A long-time friend gave birth to a much-longed for child, a week or two after I got out of hospital from having surgery which rendered me infertile. That was a really tough time. I did show interest - asked for pictures, thought about and sent a suitable gift - but it was really hard to summon up the reserves to do that. I realise that that's not what your sister is going through, exactly, but my point is that it's hard to know what's going on in someone else's head, and how hard it might be for them to be whatever you want them to be. I wouldn't have judged me if I'd shown no interest at all, and I hope my friend wouldn't have, either. I get why it's hard for you, but I really think that you have to let this go and enjoy what you do have. You can't force her to do what you need if she just can't do it.
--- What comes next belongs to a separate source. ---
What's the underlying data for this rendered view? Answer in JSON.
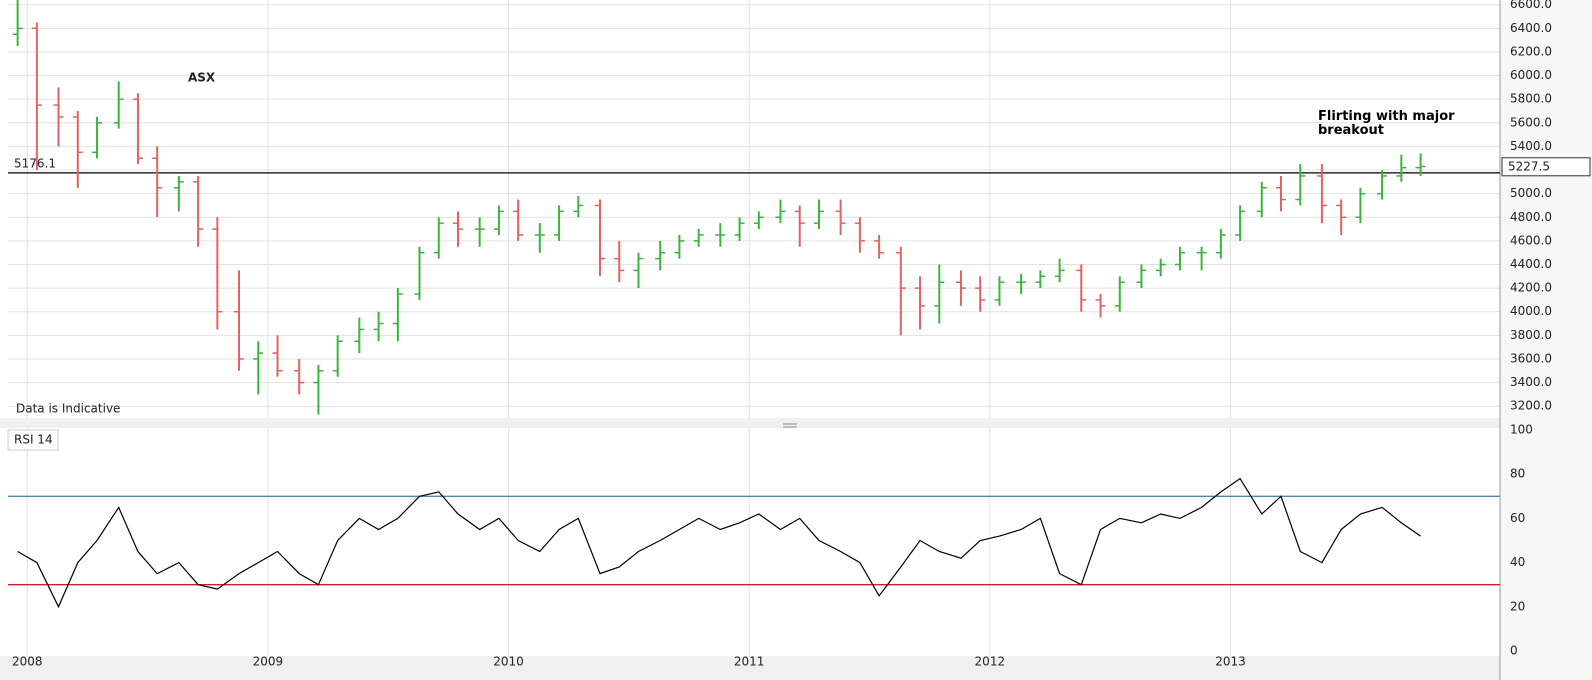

NarcolepticOuchMouse · 14/08/2019 13:32

I don't think your sister is trying to upset you or being deliberately thoughtless, so I'd let it go. Of course it would have been nice that she show more interest, but as many others have said, not everyone is that interested in other people's kids. I'm one of the people that a pp mentioned that absolutely loves hanging out with my nephew now he's 5, previously he was pretty boring or trying. I don't think you should expect nor want your sister to simply tolerate your baby. You can't force someone to enjoy something 🤷🏼‍♀️

Parttimewasteoftime · 14/08/2019 13:40

My DB was useless after my C section with my DS. Saw me in hospital and saw very little of him after. He is a workaholic with no experience of babies surgery or how much a new baby can change your life.
Having said that he meant no harm or offence he just didn't understand when I had my late miscarriage he took time off work to care for my DS and they have an amazing relationship. Not all people get babies it's hard but she's in a shit place you have a DH and parents sorry but let it go.